Challenges when dealing with massive data

When analyzing massive data, there are some techniques to speed up computing and storage, but they cannot change the time complexity of query, that is, query latency and data volume are linearly dependent.

If it takes 1 minute to query 100 million entries of data records, querying 10 billion data entries will take about 1 hour and 40 minutes. When companies want to analyze all business data piled up over the years or to add complexity to query, say, with more dimensions, queries will be running extremely slow or even time out.

Accelerate query with Kylin pre-computation

Kylin leverages pre-computation to avoid the computing pressure brought by the growing data volume. That is, Kylin will precompute the combinations of defined model dimensions and then store the aggregated results as indexes to shorten query latency. In addition, Kylin uses parallel computing and columnar storage techniques to improve computing and storage speed.

With pre-computation, the number of indexes will be determined by the dimension cardinality only, and will no longer undergo exponential growth as data volume increases. Taking the data analysis of online transactions as an example, with Kylin pre-computation, even if the volume of transaction data increases by 10 times, the query speed against the same analytical dimensions changes little. The computing time complexity can be kept at O(1), helping enterprises to analyze data more efficiently.

Response Time Datavolume

How to design model and indexes

Manual modeling

In addition to intelligent modeling, Kylin also supports users to design their own models and indexes based on their business needs. Kylin provides step-by-step guidance on how to complete basic model settings, including dimensions, measures, join relationships, and indexes. For details, see Manual modeling.

Advanced model design

Kylin offers various advanced features around models and indexes to help users quickly dig out the most valuable data. These features include:

  • Accelerated model design: Kylin offers built-in advanced measures like count distinct and Top N to speed up modeling.

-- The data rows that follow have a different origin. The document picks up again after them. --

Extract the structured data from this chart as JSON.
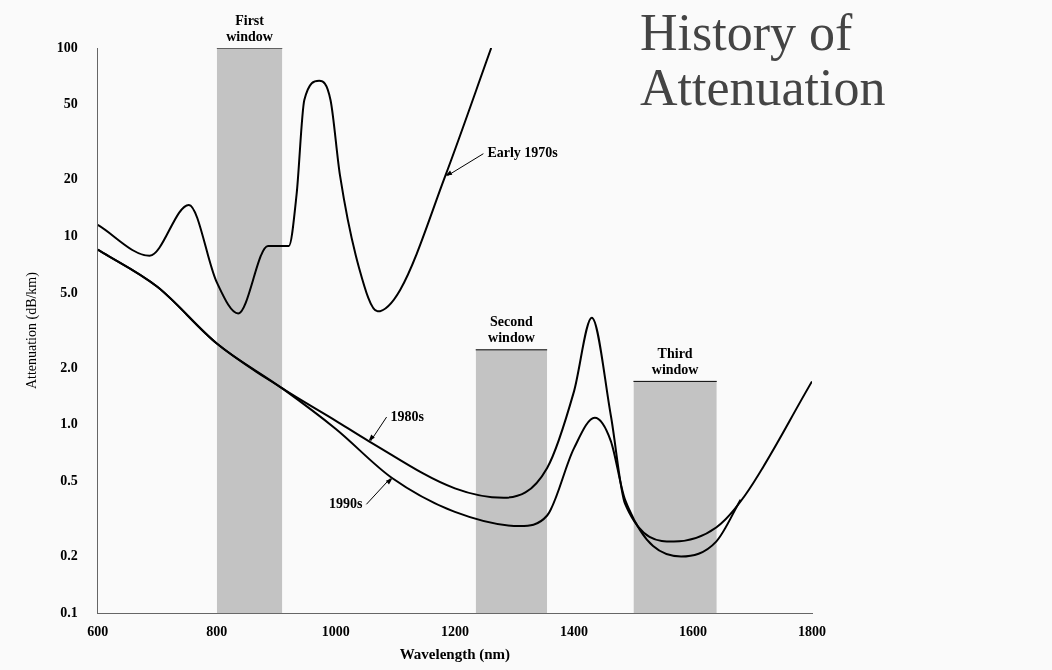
{
  "chart_data": {
    "type": "line",
    "title": "History of Attenuation",
    "xlabel": "Wavelength (nm)",
    "ylabel": "Attenuation (dB/km)",
    "xlim": [
      600,
      1800
    ],
    "xticks": [
      600,
      800,
      1000,
      1200,
      1400,
      1600,
      1800
    ],
    "ylim": [
      0.1,
      100
    ],
    "yticks": [
      {
        "value": 0.1,
        "label": "0.1"
      },
      {
        "value": 0.2,
        "label": "0.2"
      },
      {
        "value": 0.5,
        "label": "0.5"
      },
      {
        "value": 1,
        "label": "1.0"
      },
      {
        "value": 2,
        "label": "2.0"
      },
      {
        "value": 5,
        "label": "5.0"
      },
      10,
      20,
      50,
      100
    ],
    "log": "y",
    "grid": false,
    "legend": false,
    "marker": "none",
    "line_style": "solid",
    "series": [
      {
        "type": "area",
        "color": "#a8a8a8",
        "x": [
          800,
          910
        ],
        "values": [
          100,
          100
        ]
      },
      {
        "type": "area",
        "color": "#a8a8a8",
        "x": [
          1235,
          1355
        ],
        "values": [
          2.5,
          2.5
        ]
      },
      {
        "type": "area",
        "color": "#a8a8a8",
        "x": [
          1500,
          1640
        ],
        "values": [
          1.7,
          1.7
        ]
      },
      {
        "name": "Early 1970s",
        "color": "#000000",
        "x": [
          600,
          687,
          753,
          800,
          836,
          886,
          921,
          934,
          947,
          972,
          991,
          1007,
          1039,
          1070,
          1108,
          1184,
          1261
        ],
        "values": [
          11.5,
          7.9,
          14.7,
          5.7,
          3.9,
          8.9,
          8.9,
          16.7,
          53,
          67,
          53,
          21,
          6.8,
          4.0,
          5.2,
          21,
          100
        ]
      },
      {
        "name": "1980s",
        "color": "#000000",
        "x": [
          600,
          700,
          800,
          910,
          1000,
          1055,
          1200,
          1282,
          1355,
          1400,
          1430,
          1462,
          1486,
          1568,
          1639,
          1687,
          1800
        ],
        "values": [
          8.5,
          5.4,
          2.7,
          1.56,
          1.05,
          0.82,
          0.46,
          0.41,
          0.59,
          1.5,
          3.7,
          1.12,
          0.38,
          0.24,
          0.285,
          0.42,
          1.7
        ]
      },
      {
        "name": "1990s",
        "color": "#000000",
        "x": [
          600,
          700,
          800,
          910,
          1000,
          1095,
          1200,
          1309,
          1355,
          1400,
          1435,
          1462,
          1486,
          1580,
          1639,
          1680
        ],
        "values": [
          8.5,
          5.4,
          2.7,
          1.56,
          0.95,
          0.52,
          0.345,
          0.29,
          0.33,
          0.75,
          1.09,
          0.82,
          0.4,
          0.2,
          0.24,
          0.4
        ]
      }
    ],
    "annotations": [
      {
        "text": "First window",
        "x": 855,
        "y": 100
      },
      {
        "text": "Second window",
        "x": 1295,
        "y": 2.5
      },
      {
        "text": "Third window",
        "x": 1570,
        "y": 1.7
      }
    ]
  }
}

For more information, see Advanced model design.

Basic concepts

Kylin follows multidimensional modeling theory and decomposes complex concepts into specific functional modules to make modeling easier. Below are some of the basic concepts used in Kylin:

  • Dimension: Dimension is a perspective of viewing data, which can be used to describe object attributes or characteristics, for example, product category.

  • Measure: Measure is an aggregated sum, which is usually a continuous value, for example, product sales.

  • Model: Model consists of multiple tables and their join relations, as well as defined dimensions and measures.

  • Pre-computation: Pre-computation is the process of aggregating data based on model dimension combinations and of storing the results as indexes to accelerate data query.

  • Index: Index is used to accelerate data query. Indexes are divided into:

    • Aggregate Index: Aggregate index is an aggregated combination of multiple dimensions and measures, and can be used to answer aggregate queries such as total sales for a given year.
    • Table Index: Table index is a multi-level index in a wide table and can be used to answer detailed queries such as the last 100 transactions of a certain user.